Sometimes we meet people and possible futures open up, giving joy at imagining despite knowing it could never be.
This theme of longing for the unreachable sang through my first read from this year's International Booker Prize long list. It really should come with a warning on the cover: Only read while eating.
Our protagonist is a Japanese writer on a year-long visit to Taiwan in 1938, back when it was still Formosa and under Japanese colonial rule, as part of Nihon's Southern Expansion Policy.
She finds more than friendship in her female translator, and forms an attachment so strong and yet, on paper, so pure.
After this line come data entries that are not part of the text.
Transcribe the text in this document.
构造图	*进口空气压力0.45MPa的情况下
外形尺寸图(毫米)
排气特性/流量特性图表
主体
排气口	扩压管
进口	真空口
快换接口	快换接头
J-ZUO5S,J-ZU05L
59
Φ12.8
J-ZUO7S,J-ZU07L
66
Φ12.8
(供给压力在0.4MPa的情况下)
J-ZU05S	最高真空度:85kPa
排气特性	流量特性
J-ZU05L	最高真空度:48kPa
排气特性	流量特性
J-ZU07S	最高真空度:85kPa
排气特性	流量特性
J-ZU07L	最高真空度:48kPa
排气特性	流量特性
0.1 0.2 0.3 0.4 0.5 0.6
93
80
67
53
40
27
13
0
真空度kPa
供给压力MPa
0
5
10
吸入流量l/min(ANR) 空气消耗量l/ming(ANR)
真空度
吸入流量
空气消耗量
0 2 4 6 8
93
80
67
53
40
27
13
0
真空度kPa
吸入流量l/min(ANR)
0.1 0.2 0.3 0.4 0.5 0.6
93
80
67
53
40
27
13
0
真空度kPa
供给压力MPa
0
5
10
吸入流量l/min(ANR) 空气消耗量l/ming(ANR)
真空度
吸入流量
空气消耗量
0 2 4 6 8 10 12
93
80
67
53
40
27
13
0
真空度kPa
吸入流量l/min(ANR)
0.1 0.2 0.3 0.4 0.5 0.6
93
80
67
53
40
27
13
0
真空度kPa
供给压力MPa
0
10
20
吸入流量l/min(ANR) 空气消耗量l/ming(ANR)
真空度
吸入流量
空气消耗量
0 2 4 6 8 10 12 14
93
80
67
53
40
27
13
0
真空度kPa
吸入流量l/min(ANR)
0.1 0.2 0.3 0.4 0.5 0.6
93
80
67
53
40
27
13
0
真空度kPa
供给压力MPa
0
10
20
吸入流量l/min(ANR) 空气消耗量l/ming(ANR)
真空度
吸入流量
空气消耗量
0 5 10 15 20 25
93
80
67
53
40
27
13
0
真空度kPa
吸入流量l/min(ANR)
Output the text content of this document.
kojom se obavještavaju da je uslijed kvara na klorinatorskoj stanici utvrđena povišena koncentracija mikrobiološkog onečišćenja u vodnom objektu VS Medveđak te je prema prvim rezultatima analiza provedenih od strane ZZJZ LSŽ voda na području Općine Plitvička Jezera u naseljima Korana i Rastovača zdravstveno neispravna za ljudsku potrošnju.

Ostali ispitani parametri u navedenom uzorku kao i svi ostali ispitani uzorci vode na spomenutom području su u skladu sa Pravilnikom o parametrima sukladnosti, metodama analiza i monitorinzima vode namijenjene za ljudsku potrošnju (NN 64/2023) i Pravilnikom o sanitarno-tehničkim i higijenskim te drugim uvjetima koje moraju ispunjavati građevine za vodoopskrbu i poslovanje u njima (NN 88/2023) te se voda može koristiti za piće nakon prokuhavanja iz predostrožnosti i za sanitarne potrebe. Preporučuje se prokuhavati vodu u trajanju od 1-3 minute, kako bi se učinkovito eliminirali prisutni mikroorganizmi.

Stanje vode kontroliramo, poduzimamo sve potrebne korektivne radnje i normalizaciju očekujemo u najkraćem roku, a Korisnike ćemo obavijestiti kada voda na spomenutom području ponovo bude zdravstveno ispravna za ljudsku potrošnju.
Their affinity, however, is marred by a nameless tension hinted at in early chapters, then culminates in a reveal that shows how powerful historical/cultural forces can be in both shaping identities and tearing kindred spirits apart.
What I initially thought would be a food-filled travelogue turned out to be a meaty investigation of colonialism's many layers.
Not only will this whet your appetite for Taiwan's cuisine (there is a banquet scene that will linger in memory, filling the reader with phantom sensations of dining on crispy duck, bamboo shoots and pork belly, and dumplings filled with everything from diced winter melon to fried shallots and cilantro) and her many temples and trains, but it will also remind you of people who cross your path for a very short time, yet forever change your soul.